Specific details about the grant were not disclosed.
Nastech Presents Preclinical Data on RNAi-based Arthritis Drug
Nastech said this week that it has presented in vitro data showing its RNAi-based treatment for rheumatoid arthritis was able to stop the production of TNF-alpha, a protein that is over-expressed in rheumatoid arthritis and other chronic inflammatory diseases.
"The study also profiled TNF-alpha messenger RNA and protein levels in rheumatoid arthritis patients who are currently on the approved therapies, [and showed that such] patients were unexpectedly shown to have elevated TNF-alpha messenger RNA in their immune cells and TNF-alpha protein in their blood," Nastech said.
CytRx's Q3 Losses Swelled 25 Percent on 53-Percent Jump in R&D Costs
CytRx this week reported that third quarter net loss increased 25 percent on a 53-percent jump in research and development spending.
The company's net loss for the quarter climbed to $3.5 million, or $0.06 per share, from a year-ago loss of $2.8 million, or $0.08 per share. CytRx reported $10,000 in revenues for the third quarter of 2005, versus zero revenues in the same period a year earlier.

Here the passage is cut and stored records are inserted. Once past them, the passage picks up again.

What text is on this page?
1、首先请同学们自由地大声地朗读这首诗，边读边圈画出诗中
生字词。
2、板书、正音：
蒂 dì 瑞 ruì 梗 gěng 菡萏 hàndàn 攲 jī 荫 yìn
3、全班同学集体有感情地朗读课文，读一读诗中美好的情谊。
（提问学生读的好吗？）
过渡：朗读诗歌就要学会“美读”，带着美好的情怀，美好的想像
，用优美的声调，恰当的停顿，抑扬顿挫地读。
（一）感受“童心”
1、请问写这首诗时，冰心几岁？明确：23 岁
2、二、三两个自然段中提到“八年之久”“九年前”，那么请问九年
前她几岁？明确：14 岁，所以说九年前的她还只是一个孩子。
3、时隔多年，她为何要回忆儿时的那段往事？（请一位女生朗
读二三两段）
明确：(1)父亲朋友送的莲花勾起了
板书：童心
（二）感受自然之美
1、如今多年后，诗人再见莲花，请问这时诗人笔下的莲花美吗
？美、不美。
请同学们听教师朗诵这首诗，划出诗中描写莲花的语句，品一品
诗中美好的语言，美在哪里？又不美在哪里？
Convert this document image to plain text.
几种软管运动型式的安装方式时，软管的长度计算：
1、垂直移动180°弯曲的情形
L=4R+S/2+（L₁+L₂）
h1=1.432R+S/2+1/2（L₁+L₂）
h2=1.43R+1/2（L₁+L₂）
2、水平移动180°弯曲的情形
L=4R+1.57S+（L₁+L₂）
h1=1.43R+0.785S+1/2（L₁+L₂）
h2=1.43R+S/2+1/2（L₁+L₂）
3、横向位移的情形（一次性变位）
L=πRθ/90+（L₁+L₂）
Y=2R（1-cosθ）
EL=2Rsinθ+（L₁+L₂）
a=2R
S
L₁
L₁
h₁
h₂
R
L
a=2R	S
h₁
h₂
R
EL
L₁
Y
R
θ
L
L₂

The company's R&D costs climbed to $2 million in the quarter from $1.3 million in the third quarter 2004, reflecting increased costs associated with the initiation of a phase II trial of the company's small-molecule amyotrophic lateral sclerosis therapy arimoclomol.
As of Sept. 30, CytRx had cash, cash equivalents, and short-term investments totaling $11.2 million.
Genta Antisense Drug May Boost Efficacy of OSI's Tarceva
Genta said this week that preclinical studies indicate that intermittent doses of its antisense drug Genasense may increase the activity of OSI Pharmaceuticals' drug Tarceva.
According to Genta, researchers used murine models of human non-small-cell lung cancer and evaluated Genasense given both continuously as well as every second, third, or fourth day. Intermittent doses of Genasense demonstrated "significant" activity when given alone in this model, whereas Tarceva alone exhibited little activity. However, the combination of Genasense plus Tarceva was superior to either agent alone.
Genta had been developing Genasense as a standalone cancer drug, but ran into difficulties in May 2004 when a US Food and Drug Administration advisory panel recommended that the agency not approve Genasense for advanced melanoma, finding that the company did not provide enough evidence of the drug's benefits. Later that year, Aventis pulled out of a deal to develop Genasense with Genta.